R27 billion a year of South African exports are at risk after the European Union (EU) introduced the Carbon Border Adjustment Mechanism (CBAM).

As reported by City Press, the CBAM is a strategy for reaching the EU’s 2050 carbon emissions goal. It will impact South Africa’s steel, aluminium, iron, cement, fertiliser, electricity and hydrogen exports.

It is a border tax for carbon-intensive products imported into the EU, meaning that South African exporters will have to pay tariffs on carbon prices equivalent to EU manufacturers.

A policy brief by think-tank Trade & Industrial Policy Strategies said that iron and steel exports face significant risk, as about 26% in value of products that are included in the CBAM are exported to the EU.

Iron and steel exports covered the CBAM account for 4% of South Africa’s total exports in 2021.

South Africa will likely face tariffs as its heavy reliance on coal-based power generation makes it one of the largest carbon-intensive exporters to the EU.

This will reduce the value of the nation’s future exports and the country’s competitiveness.

“The CBAM will impose significant compliance costs. Exporting firms will have to account for, report and verify the embedded emissions in their products,” the policy brief said.

Challenging times for South African exports 

South Africa’s exports have faced a difficult number of months, with 2023 not starting well.

South Africa imported more than it exported at the start of 2023 and recorded a preliminary trade balance deficit of R23.05 billion in January.

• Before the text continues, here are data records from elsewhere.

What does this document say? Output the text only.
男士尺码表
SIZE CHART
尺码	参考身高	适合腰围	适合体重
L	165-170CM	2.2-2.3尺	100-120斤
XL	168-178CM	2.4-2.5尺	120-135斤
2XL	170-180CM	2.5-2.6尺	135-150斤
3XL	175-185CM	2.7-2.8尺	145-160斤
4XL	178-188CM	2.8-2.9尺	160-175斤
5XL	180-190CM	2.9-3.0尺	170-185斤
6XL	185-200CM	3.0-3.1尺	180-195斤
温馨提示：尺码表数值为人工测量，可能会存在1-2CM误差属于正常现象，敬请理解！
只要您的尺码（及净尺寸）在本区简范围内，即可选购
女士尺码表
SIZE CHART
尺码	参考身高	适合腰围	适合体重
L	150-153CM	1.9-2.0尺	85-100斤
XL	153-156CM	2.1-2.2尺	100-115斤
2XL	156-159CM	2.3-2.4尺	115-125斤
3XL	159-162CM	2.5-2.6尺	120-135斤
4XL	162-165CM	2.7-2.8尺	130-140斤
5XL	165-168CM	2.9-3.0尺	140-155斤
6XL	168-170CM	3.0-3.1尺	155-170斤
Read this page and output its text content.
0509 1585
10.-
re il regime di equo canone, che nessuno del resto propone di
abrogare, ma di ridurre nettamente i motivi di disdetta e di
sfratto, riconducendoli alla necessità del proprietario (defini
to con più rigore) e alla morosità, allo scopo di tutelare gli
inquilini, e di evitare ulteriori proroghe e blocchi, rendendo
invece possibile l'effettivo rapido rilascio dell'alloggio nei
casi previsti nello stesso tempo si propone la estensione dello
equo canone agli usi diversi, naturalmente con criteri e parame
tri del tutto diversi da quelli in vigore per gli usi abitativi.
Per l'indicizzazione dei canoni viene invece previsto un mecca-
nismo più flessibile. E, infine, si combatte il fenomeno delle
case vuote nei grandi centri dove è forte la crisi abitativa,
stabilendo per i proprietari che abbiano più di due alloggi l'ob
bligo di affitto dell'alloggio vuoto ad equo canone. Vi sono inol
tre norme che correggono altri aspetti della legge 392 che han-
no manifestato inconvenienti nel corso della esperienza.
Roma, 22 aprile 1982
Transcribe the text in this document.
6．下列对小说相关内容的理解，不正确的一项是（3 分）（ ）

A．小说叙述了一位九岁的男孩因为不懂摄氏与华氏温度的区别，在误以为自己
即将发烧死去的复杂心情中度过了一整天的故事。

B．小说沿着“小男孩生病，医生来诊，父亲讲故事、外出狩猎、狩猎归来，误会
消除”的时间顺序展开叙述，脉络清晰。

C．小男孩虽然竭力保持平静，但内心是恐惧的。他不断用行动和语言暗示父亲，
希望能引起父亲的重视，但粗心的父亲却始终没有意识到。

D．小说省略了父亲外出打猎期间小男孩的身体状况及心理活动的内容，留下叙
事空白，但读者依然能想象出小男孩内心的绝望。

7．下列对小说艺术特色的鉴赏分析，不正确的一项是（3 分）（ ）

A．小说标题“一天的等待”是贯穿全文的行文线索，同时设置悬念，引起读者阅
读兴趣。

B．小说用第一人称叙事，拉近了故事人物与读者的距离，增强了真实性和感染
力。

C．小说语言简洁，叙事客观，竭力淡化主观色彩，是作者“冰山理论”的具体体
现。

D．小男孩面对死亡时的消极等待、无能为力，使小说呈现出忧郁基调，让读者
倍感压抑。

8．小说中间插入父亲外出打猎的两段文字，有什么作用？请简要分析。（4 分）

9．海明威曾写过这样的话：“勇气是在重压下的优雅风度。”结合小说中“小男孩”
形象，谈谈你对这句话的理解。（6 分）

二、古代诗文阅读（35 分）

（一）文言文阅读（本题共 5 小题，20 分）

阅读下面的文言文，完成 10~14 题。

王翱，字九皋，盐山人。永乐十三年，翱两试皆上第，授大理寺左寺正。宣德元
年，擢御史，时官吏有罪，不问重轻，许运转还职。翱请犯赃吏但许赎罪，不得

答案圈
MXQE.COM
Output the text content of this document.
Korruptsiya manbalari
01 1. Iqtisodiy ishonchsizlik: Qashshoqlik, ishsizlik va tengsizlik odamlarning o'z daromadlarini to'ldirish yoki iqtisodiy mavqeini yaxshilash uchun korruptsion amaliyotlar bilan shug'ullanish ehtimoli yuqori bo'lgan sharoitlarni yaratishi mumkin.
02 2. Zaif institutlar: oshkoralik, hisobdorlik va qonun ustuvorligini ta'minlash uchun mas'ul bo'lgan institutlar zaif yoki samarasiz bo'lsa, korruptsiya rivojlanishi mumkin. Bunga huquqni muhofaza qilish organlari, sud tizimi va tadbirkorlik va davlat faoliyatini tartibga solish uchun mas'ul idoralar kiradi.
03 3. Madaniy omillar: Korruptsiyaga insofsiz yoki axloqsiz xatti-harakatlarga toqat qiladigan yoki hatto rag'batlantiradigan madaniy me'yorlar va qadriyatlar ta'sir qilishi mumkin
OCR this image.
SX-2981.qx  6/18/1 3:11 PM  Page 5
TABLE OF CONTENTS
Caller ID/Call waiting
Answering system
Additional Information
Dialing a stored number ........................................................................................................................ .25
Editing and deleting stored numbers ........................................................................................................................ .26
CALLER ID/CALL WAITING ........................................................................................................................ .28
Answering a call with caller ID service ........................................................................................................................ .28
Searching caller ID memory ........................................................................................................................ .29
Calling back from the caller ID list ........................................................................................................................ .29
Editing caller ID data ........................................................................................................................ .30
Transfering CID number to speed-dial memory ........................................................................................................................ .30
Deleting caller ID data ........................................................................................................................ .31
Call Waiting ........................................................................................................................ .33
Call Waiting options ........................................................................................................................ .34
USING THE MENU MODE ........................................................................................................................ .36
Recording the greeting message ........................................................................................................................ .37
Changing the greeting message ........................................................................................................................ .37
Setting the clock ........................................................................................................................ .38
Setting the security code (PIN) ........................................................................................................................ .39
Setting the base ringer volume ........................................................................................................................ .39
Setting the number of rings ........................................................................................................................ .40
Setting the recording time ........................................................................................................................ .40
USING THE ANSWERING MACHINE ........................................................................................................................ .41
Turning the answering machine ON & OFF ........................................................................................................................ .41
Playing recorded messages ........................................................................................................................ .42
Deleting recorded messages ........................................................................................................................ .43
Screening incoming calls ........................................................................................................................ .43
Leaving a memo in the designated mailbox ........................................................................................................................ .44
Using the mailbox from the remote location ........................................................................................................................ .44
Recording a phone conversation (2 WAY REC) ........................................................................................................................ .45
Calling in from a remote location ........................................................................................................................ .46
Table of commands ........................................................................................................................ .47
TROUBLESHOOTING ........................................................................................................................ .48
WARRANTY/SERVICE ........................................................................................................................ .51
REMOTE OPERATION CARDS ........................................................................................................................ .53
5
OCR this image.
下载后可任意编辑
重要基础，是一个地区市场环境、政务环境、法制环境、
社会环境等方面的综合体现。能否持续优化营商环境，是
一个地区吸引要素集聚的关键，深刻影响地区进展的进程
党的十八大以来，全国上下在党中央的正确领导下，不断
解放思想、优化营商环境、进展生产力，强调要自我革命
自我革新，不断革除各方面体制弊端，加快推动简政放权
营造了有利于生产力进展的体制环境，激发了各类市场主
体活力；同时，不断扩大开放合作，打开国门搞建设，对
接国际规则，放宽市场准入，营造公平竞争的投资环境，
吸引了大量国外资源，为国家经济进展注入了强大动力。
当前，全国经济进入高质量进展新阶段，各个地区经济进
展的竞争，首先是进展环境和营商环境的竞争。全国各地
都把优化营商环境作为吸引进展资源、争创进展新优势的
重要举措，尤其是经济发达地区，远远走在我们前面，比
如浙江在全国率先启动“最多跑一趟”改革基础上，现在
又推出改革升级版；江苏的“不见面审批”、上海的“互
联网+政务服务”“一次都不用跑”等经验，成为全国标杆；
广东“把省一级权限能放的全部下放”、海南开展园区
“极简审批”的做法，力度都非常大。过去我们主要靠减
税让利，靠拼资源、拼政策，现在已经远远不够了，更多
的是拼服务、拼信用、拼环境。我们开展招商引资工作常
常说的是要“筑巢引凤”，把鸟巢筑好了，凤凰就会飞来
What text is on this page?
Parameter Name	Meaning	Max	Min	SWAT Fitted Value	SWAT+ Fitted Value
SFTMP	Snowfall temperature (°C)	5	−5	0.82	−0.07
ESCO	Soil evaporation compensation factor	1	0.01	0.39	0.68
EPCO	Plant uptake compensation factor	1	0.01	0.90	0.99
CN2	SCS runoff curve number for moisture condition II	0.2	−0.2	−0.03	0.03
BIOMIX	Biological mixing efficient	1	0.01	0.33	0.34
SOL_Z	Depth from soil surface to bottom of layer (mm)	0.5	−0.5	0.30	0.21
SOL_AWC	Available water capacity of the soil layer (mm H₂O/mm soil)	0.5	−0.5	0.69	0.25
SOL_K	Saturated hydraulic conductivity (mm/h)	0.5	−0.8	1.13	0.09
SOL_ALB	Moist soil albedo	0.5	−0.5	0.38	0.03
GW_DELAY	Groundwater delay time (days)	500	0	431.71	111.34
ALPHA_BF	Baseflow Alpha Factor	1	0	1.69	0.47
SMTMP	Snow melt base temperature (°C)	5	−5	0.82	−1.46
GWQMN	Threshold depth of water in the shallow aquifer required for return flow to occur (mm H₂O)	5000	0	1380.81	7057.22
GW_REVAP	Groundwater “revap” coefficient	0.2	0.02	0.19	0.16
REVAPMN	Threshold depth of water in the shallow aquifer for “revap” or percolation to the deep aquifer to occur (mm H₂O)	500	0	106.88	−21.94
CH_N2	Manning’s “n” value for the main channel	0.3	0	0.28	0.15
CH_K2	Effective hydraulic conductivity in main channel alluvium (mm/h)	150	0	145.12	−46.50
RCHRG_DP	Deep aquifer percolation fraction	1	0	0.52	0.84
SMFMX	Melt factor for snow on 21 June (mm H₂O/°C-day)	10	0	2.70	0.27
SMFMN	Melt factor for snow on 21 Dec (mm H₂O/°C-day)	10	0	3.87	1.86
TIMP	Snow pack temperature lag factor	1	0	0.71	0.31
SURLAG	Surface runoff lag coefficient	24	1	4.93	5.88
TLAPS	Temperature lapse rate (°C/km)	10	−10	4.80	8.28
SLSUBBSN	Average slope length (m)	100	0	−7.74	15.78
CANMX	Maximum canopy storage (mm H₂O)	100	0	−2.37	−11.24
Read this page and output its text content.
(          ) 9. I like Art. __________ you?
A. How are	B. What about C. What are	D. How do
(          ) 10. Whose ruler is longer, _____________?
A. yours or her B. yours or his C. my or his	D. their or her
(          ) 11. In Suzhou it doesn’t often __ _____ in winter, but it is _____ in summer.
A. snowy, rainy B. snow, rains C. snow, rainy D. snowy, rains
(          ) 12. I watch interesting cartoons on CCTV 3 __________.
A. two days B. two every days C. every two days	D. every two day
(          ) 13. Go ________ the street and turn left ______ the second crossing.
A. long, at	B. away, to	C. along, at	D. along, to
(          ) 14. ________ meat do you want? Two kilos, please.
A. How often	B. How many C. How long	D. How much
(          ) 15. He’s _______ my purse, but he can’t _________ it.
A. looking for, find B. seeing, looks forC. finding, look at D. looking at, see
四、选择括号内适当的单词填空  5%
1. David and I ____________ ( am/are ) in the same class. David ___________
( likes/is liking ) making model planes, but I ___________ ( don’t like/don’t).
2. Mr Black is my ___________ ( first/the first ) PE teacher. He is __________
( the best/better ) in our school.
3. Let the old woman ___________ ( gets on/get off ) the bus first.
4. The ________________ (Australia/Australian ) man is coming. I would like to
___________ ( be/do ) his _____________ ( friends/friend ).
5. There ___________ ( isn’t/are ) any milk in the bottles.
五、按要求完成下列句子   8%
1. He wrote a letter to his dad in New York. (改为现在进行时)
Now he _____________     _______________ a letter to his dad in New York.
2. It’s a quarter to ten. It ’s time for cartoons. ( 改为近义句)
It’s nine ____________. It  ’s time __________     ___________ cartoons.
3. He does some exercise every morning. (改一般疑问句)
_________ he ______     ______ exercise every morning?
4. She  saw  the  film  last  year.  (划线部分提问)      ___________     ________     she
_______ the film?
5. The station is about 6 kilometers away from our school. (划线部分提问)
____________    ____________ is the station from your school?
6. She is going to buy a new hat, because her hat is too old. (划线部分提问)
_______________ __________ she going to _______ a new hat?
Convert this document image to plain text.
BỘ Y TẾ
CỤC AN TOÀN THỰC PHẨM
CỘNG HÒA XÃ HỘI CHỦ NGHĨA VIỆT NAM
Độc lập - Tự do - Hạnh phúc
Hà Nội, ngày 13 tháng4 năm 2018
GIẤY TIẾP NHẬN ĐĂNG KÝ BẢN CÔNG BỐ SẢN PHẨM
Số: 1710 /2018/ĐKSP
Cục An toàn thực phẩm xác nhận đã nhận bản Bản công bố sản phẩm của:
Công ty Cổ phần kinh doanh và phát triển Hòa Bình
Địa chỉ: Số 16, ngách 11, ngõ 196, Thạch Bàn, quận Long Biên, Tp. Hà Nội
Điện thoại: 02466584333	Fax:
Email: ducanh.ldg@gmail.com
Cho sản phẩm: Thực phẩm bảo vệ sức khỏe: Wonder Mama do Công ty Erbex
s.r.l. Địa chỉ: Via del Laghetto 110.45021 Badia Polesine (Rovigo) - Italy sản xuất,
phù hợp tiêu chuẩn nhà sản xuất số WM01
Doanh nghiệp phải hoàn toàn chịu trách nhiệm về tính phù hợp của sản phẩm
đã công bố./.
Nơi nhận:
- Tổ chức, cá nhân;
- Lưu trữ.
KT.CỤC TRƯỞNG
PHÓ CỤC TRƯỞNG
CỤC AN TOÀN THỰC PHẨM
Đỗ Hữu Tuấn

The South African Revenue Service (SARS) said that the deficit was due to exports reaching R139.36 billion and imports totalling R162.41 billion.

This marked a significant year-on-year (YoY) decline from January 2022, when the nation recorded a R4.64 billion trade balance surplus.

The data gets worse when Botswana, Eswatini, Lesotho and Namibia (BELN) are excluded, with a preliminary trade balance deficit reaching R30.26 billion.

Although there is only one month of available data for 2023, the preliminary cumulative trade balance deficit (excluding BELN) of R30.26 billion dwarfs the R2.63 billion trade balance deficit recorded for the whole of 2022.

Looking specifically at the automobile industry, exports of new vehicles declined by a sizeable 11.5%.

The National Association of Automobile Manufacturers of South Africa’s (Naamsa’s) New Vehicle Sales report for February 2023 noted a YoY decrease in the exporting of vehicles and automotive components.

Units decreased to 30,409 units in February 2023 from 34,352 units in February 2022.

Naamsa said that the weak performance of the new vehicle market was expected, as the ongoing cost of living crisis, a depressed economy and ongoing structural problems affected sales.

Although major economic headwinds – including a higher stage of load shedding – face the new vehicle market, Naamsa said that domestic and international sales should see an uptick in 2023.

“While momentum for the new vehicle market has been slow, it is forecasted that both domestic sales will grow by 6.3% and export sales will grow by 8.3% in 2023,” it said.